Seminar

The Dawn of Civilization

Luigi Pascali (University of Pompeu Fabra, Barcelona)

March 23, 2023, 11:00–12:30

Room Auditorium 4

Abstract

Approximately around 3300 BC, our ancestors experienced the Urban Revolution, a very rapid transition from agricultural villages to state-level, urban societies. In less than five centuries and in regions as far as the Nile Valley, Mesopotamia, Central Asia, and the Indus Valley, cities appeared for the first time in human history, together with writing, large states, and unprecedented levels of socio-economic inequalities. What caused this transition? Why did it emerge in some regions but not in others? We propose that the turning point is the invention of bronze, in the second half of the 4th millennium. For the first time in human history, elaborate trade arrangements had to be made: bronze is an alloy made with copper and tin and these two metals can be found only in remote regions that are very distant from each other. The trade routes connecting large populations with far-away mining regions were constrained to pass by some regional bottlenecks: it is precisely in these bottlenecks that a new elite, relying on taxing transit trade, could rise, leading eventually to the rise of cities and states.
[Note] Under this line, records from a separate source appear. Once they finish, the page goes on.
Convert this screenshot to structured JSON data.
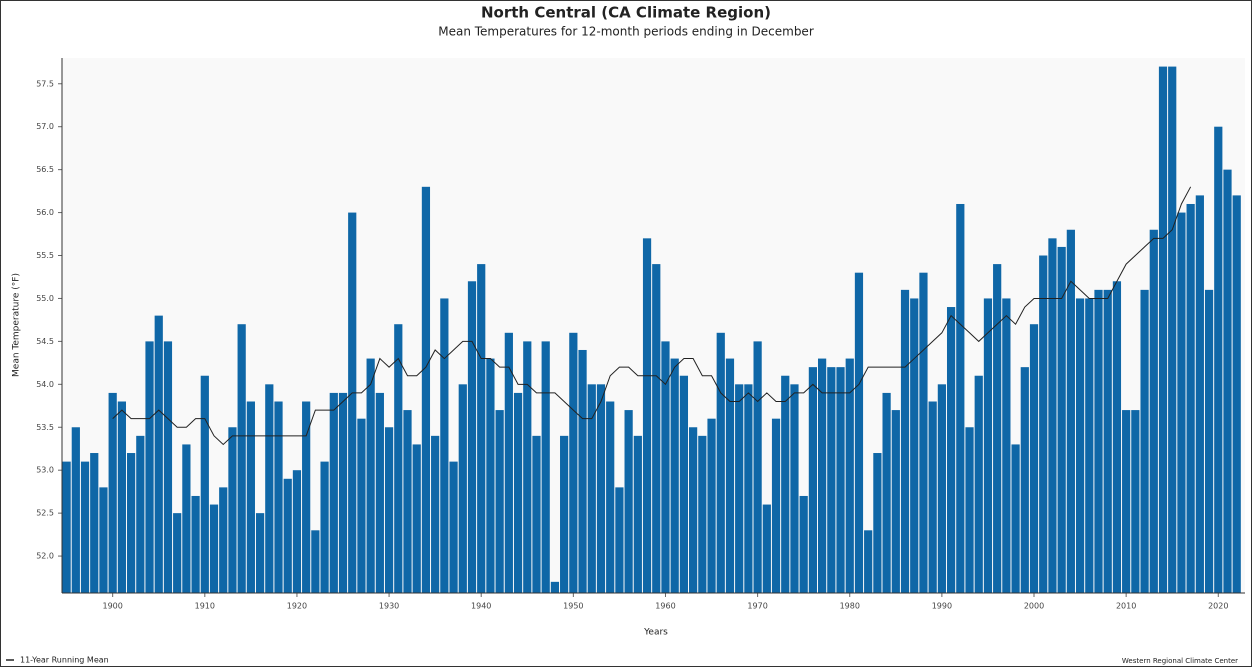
{
  "chart_data": {
    "type": "bar",
    "title": "North Central (CA Climate Region)",
    "subtitle": "Mean Temperatures for 12-month periods ending in December",
    "y_label": "Mean Temperature (°F)",
    "x_label": "Years",
    "credit": "Western Regional Climate Center",
    "x": [
      1895,
      1896,
      1897,
      1898,
      1899,
      1900,
      1901,
      1902,
      1903,
      1904,
      1905,
      1906,
      1907,
      1908,
      1909,
      1910,
      1911,
      1912,
      1913,
      1914,
      1915,
      1916,
      1917,
      1918,
      1919,
      1920,
      1921,
      1922,
      1923,
      1924,
      1925,
      1926,
      1927,
      1928,
      1929,
      1930,
      1931,
      1932,
      1933,
      1934,
      1935,
      1936,
      1937,
      1938,
      1939,
      1940,
      1941,
      1942,
      1943,
      1944,
      1945,
      1946,
      1947,
      1948,
      1949,
      1950,
      1951,
      1952,
      1953,
      1954,
      1955,
      1956,
      1957,
      1958,
      1959,
      1960,
      1961,
      1962,
      1963,
      1964,
      1965,
      1966,
      1967,
      1968,
      1969,
      1970,
      1971,
      1972,
      1973,
      1974,
      1975,
      1976,
      1977,
      1978,
      1979,
      1980,
      1981,
      1982,
      1983,
      1984,
      1985,
      1986,
      1987,
      1988,
      1989,
      1990,
      1991,
      1992,
      1993,
      1994,
      1995,
      1996,
      1997,
      1998,
      1999,
      2000,
      2001,
      2002,
      2003,
      2004,
      2005,
      2006,
      2007,
      2008,
      2009,
      2010,
      2011,
      2012,
      2013,
      2014,
      2015,
      2016,
      2017,
      2018,
      2019,
      2020,
      2021,
      2022
    ],
    "series": [
      {
        "color": "#0f67a7",
        "values": [
          53.1,
          53.5,
          53.1,
          53.2,
          52.8,
          53.9,
          53.8,
          53.2,
          53.4,
          54.5,
          54.8,
          54.5,
          52.5,
          53.3,
          52.7,
          54.1,
          52.6,
          52.8,
          53.5,
          54.7,
          53.8,
          52.5,
          54.0,
          53.8,
          52.9,
          53.0,
          53.8,
          52.3,
          53.1,
          53.9,
          53.9,
          56.0,
          53.6,
          54.3,
          53.9,
          53.5,
          54.7,
          53.7,
          53.3,
          56.3,
          53.4,
          55.0,
          53.1,
          54.0,
          55.2,
          55.4,
          54.3,
          53.7,
          54.6,
          53.9,
          54.5,
          53.4,
          54.5,
          51.7,
          53.4,
          54.6,
          54.4,
          54.0,
          54.0,
          53.8,
          52.8,
          53.7,
          53.4,
          55.7,
          55.4,
          54.5,
          54.3,
          54.1,
          53.5,
          53.4,
          53.6,
          54.6,
          54.3,
          54.0,
          54.0,
          54.5,
          52.6,
          53.6,
          54.1,
          54.0,
          52.7,
          54.2,
          54.3,
          54.2,
          54.2,
          54.3,
          55.3,
          52.3,
          53.2,
          53.9,
          53.7,
          55.1,
          55.0,
          55.3,
          53.8,
          54.0,
          54.9,
          56.1,
          53.5,
          54.1,
          55.0,
          55.4,
          55.0,
          53.3,
          54.2,
          54.7,
          55.5,
          55.7,
          55.6,
          55.8,
          55.0,
          55.0,
          55.1,
          55.1,
          55.2,
          53.7,
          53.7,
          55.1,
          55.8,
          57.7,
          57.7,
          56.0,
          56.1,
          56.2,
          55.1,
          57.0,
          56.5,
          56.2
        ]
      },
      {
        "name": "11-Year Running Mean",
        "color": "#222222",
        "values": [
          null,
          null,
          null,
          null,
          null,
          53.6,
          53.7,
          53.6,
          53.6,
          53.6,
          53.7,
          53.6,
          53.5,
          53.5,
          53.6,
          53.6,
          53.4,
          53.3,
          53.4,
          53.4,
          53.4,
          53.4,
          53.4,
          53.4,
          53.4,
          53.4,
          53.4,
          53.7,
          53.7,
          53.7,
          53.8,
          53.9,
          53.9,
          54.0,
          54.3,
          54.2,
          54.3,
          54.1,
          54.1,
          54.2,
          54.4,
          54.3,
          54.4,
          54.5,
          54.5,
          54.3,
          54.3,
          54.2,
          54.2,
          54.0,
          54.0,
          53.9,
          53.9,
          53.9,
          53.8,
          53.7,
          53.6,
          53.6,
          53.8,
          54.1,
          54.2,
          54.2,
          54.1,
          54.1,
          54.1,
          54.0,
          54.2,
          54.3,
          54.3,
          54.1,
          54.1,
          53.9,
          53.8,
          53.8,
          53.9,
          53.8,
          53.9,
          53.8,
          53.8,
          53.9,
          53.9,
          54.0,
          53.9,
          53.9,
          53.9,
          53.9,
          54.0,
          54.2,
          54.2,
          54.2,
          54.2,
          54.2,
          54.3,
          54.4,
          54.5,
          54.6,
          54.8,
          54.7,
          54.6,
          54.5,
          54.6,
          54.7,
          54.8,
          54.7,
          54.9,
          55.0,
          55.0,
          55.0,
          55.0,
          55.2,
          55.1,
          55.0,
          55.0,
          55.0,
          55.2,
          55.4,
          55.5,
          55.6,
          55.7,
          55.7,
          55.8,
          56.1,
          56.3,
          null,
          null,
          null,
          null,
          null
        ]
      }
    ],
    "xlim": [
      1894.5,
      2022.9
    ],
    "xticks": [
      1900,
      1910,
      1920,
      1930,
      1940,
      1950,
      1960,
      1970,
      1980,
      1990,
      2000,
      2010,
      2020
    ],
    "ylim": [
      51.57,
      57.8
    ],
    "yticks": [
      {
        "value": 52,
        "label": "52.0"
      },
      52.5,
      {
        "value": 53,
        "label": "53.0"
      },
      53.5,
      {
        "value": 54,
        "label": "54.0"
      },
      54.5,
      {
        "value": 55,
        "label": "55.0"
      },
      55.5,
      {
        "value": 56,
        "label": "56.0"
      },
      56.5,
      {
        "value": 57,
        "label": "57.0"
      },
      57.5
    ],
    "legend": "bottom-left"
  }
}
We test this theory by combining global data on the distribution of metal resources, ancient mining activity, ancient trade relations, and the spread of the urban revolution.(joint with M. Flueckiger, M. Larch, and M. Ludwig)

Reference

Luigi Pascali (University of Pompeu Fabra, Barcelona), The Dawn of Civilization, Behavior, Institutions, and Development Seminar, March 23, 2023, 11:00–12:30, room Auditorium 4.